Posted by Sebastian Andrzej Siewior 6 months ago

On 2025-08-11 12:40:34 [+0200], Oleg Nesterov wrote:
> On 08/11, Sebastian Andrzej Siewior wrote:
> >
> > I don't want to drag this but this comment is obvious for anyone who is
> > fluent in C. It is just a statement with no explanation.
> > An important note would be that the atomic context restriction only
> > apply to PREEMPT_RT and therefore we have this context override for
> > lockdep below. The other question would be why don't we do this
> > unconditionally regardless of PREEMPT_RT. The only reason I could find
> > is that releasing the task here from the "exit path" makes the vmap
> > stack "earlier" available for reuse.
> 
> Sorry, could you clarify your "other" question?
> 
> What exactly do you think we could do regardless of PREEMPT_RT?

Do what we do now and have one free path for task_struct regardless if
PREEMPT_RT is enabled or not. The one via RCU which delays the freeing
until after the grace period.

> Oleg.

Sebastian

Re: [RESEND PATCH] sched: restore the behavior of put_task_struct() for non-rt

Posted by Oleg Nesterov 6 months ago

On 08/11, Sebastian Andrzej Siewior wrote:
>
> On 2025-08-11 12:40:34 [+0200], Oleg Nesterov wrote:
> >
> > What exactly do you think we could do regardless of PREEMPT_RT?
>
> Do what we do now and have one free path for task_struct regardless if
> PREEMPT_RT is enabled or not. The one via RCU which delays the freeing
> until after the grace period.

Ah, got it. I won't really argue, but...

call_rcu() is not free, it obviously delays free_task/etc. To me this
!PREEMPT_RT optimization makes sense.

But lets forget it for the moment. This patch

	https://lore.kernel.org/all/aGvTz5VaPFyj0pBV@uudg.org
	[PATCH v6] sched: do not call __put_task_struct() on rt if pi_blocked_on is set

removed that optimization by mistake, this doesn't even match the changelog.
I think it should be restored, and this is what the new patch from Luis does.

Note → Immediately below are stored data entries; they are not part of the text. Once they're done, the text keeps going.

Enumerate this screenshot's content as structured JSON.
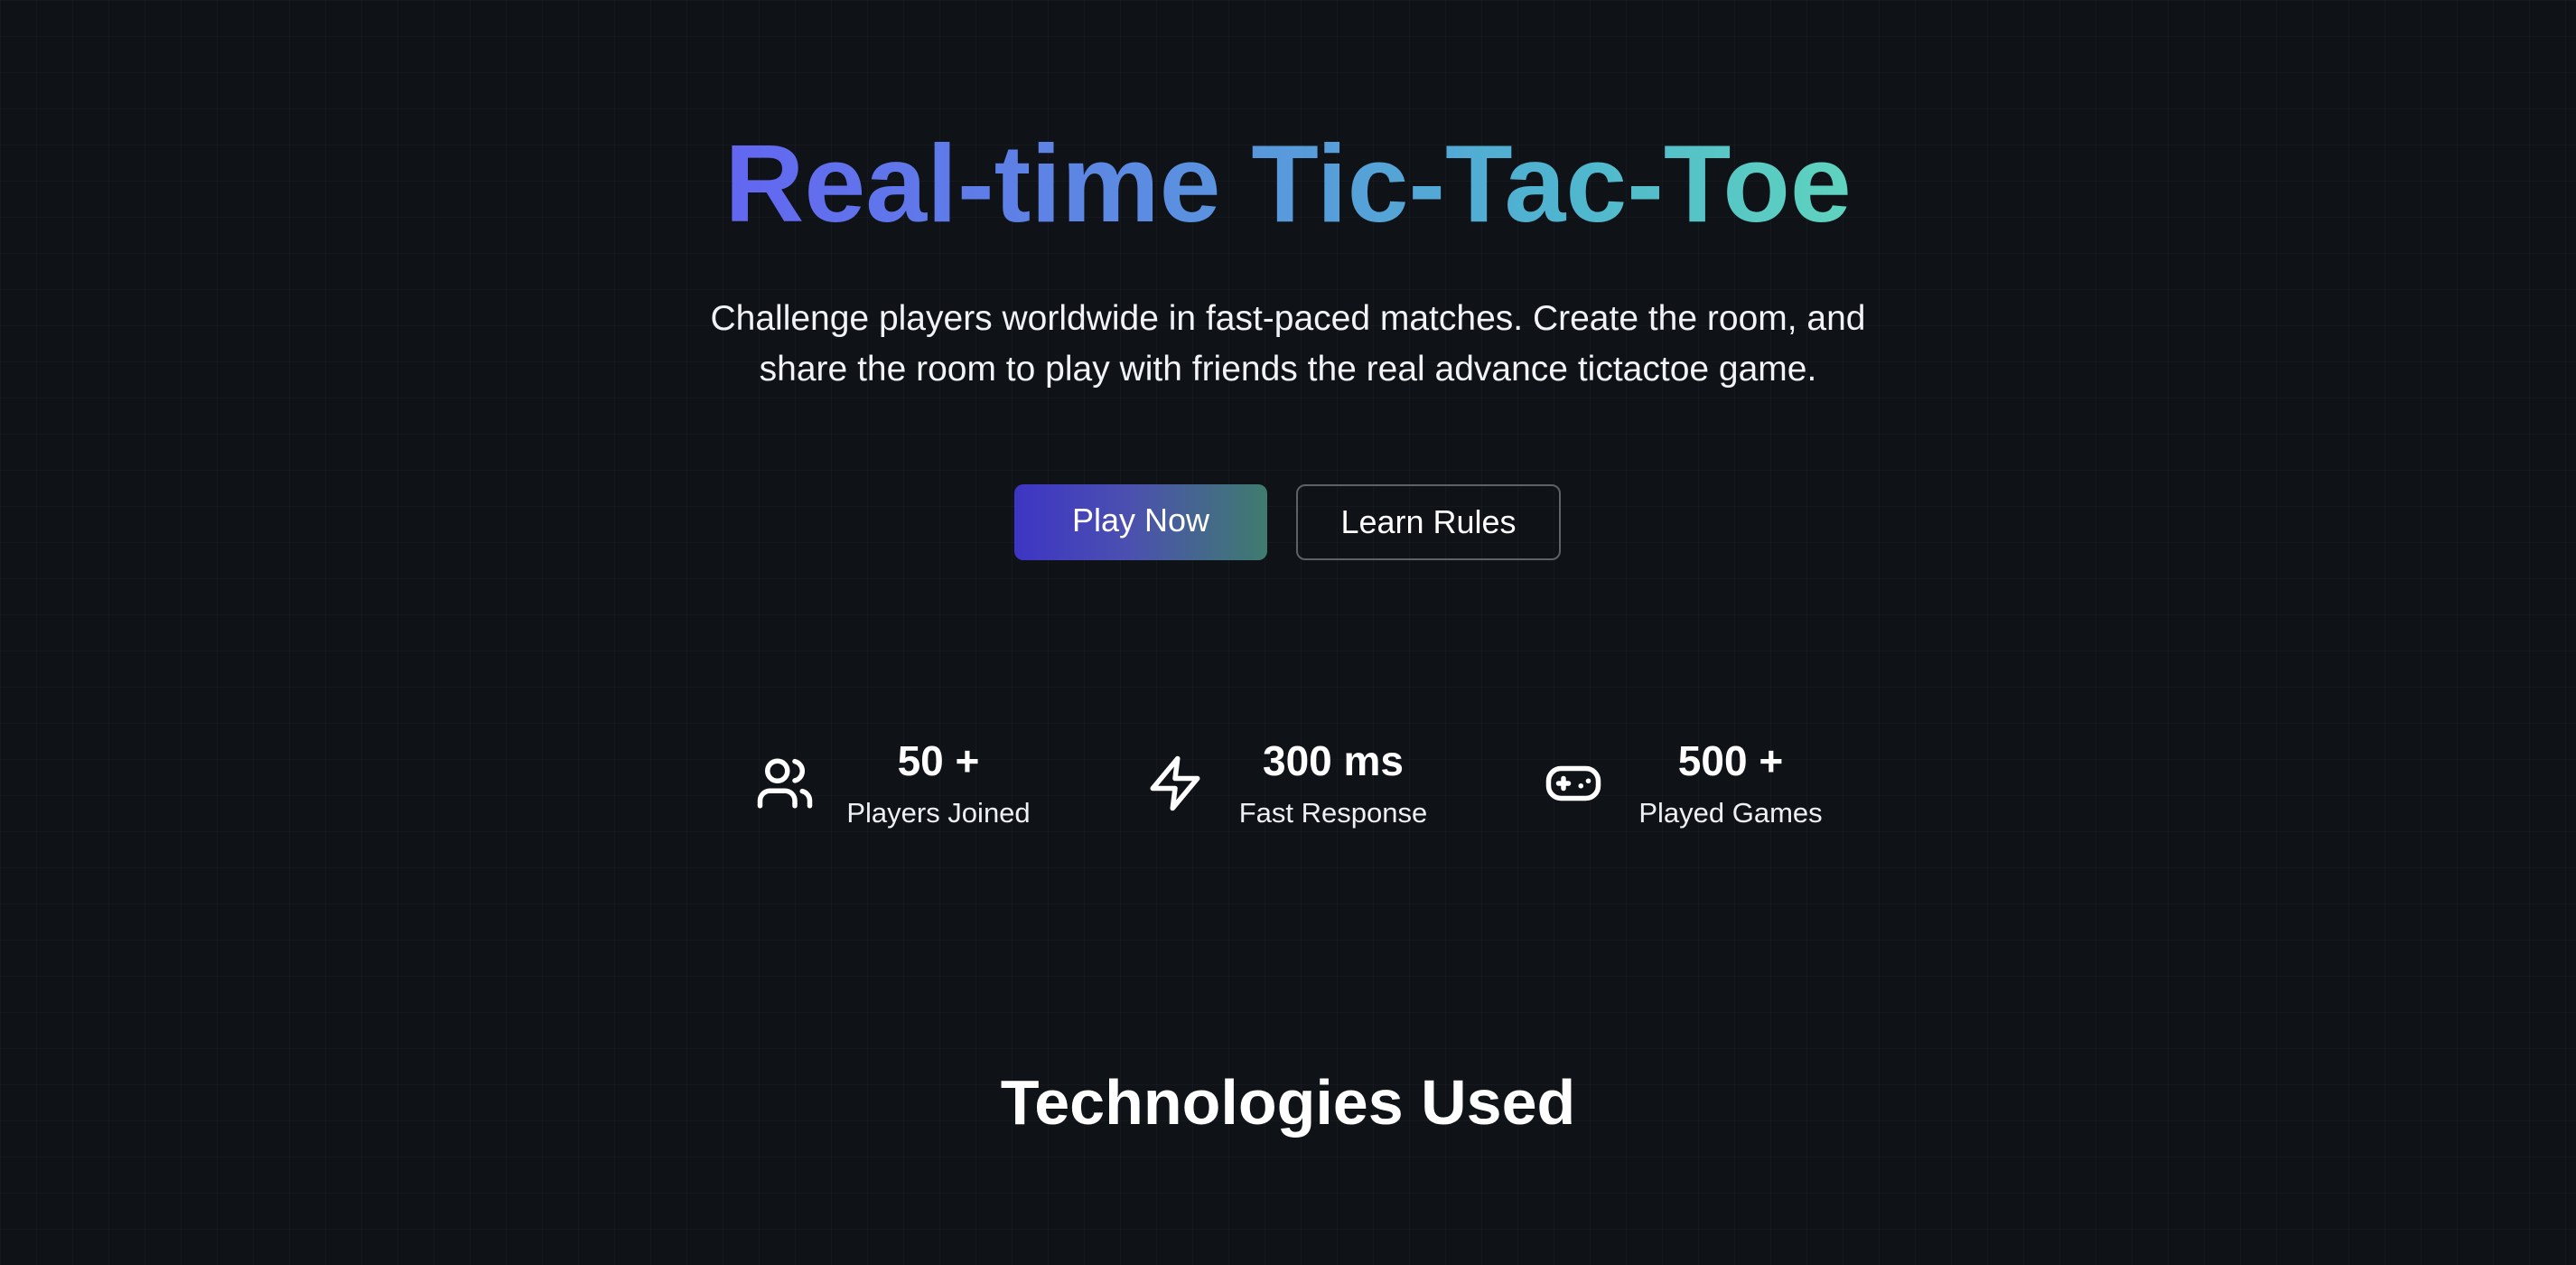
{
  "hero": {
    "title": "Real-time Tic-Tac-Toe",
    "subtitle_line1": "Challenge players worldwide in fast-paced matches. Create the room, and",
    "subtitle_line2": "share the room to play with friends the real advance tictactoe game.",
    "primary_button": "Play Now",
    "secondary_button": "Learn Rules"
  },
  "stats": [
    {
      "icon": "users-icon",
      "value": "50 +",
      "label": "Players Joined"
    },
    {
      "icon": "lightning-icon",
      "value": "300 ms",
      "label": "Fast Response"
    },
    {
      "icon": "gamepad-icon",
      "value": "500 +",
      "label": "Played Games"
    }
  ],
  "technologies": {
    "title": "Technologies Used"
  },
  "colors": {
    "background": "#0f1217",
    "title_gradient_start": "#6366f1",
    "title_gradient_end": "#5fd4bd",
    "button_gradient_start": "#3d35c4",
    "button_gradient_end": "#3f7c6e",
    "text": "#ffffff"
  }
}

Then we can discuss this all again and possibly remove it, but this
should be explicitly documented in the changelog.

Oleg.

Re: [RESEND PATCH] sched: restore the behavior of put_task_struct() for non-rt

Posted by Sebastian Andrzej Siewior 6 months ago

On 2025-08-11 13:21:20 [+0200], Oleg Nesterov wrote:
> On 08/11, Sebastian Andrzej Siewior wrote:
> >
> > On 2025-08-11 12:40:34 [+0200], Oleg Nesterov wrote:
> > >
> > > What exactly do you think we could do regardless of PREEMPT_RT?
> >
> > Do what we do now and have one free path for task_struct regardless if
> > PREEMPT_RT is enabled or not. The one via RCU which delays the freeing
> > until after the grace period.
> 
> Ah, got it. I won't really argue, but...
> 
> call_rcu() is not free, it obviously delays free_task/etc. To me this
> !PREEMPT_RT optimization makes sense.
> 
> But lets forget it for the moment. This patch
> 
> 	https://lore.kernel.org/all/aGvTz5VaPFyj0pBV@uudg.org
> 	[PATCH v6] sched: do not call __put_task_struct() on rt if pi_blocked_on is set
> 
> removed that optimization by mistake, this doesn't even match the changelog.
> I think it should be restored, and this is what the new patch from Luis does.
> 
> Then we can discuss this all again and possibly remove it, but this
> should be explicitly documented in the changelog.

Certainly. I am not saying we should keep it as is. The added comment
appears wrong but I am all for getting this merged and then sorting out
later.
Thank you for spotting this ;)

> Oleg.

Sebastian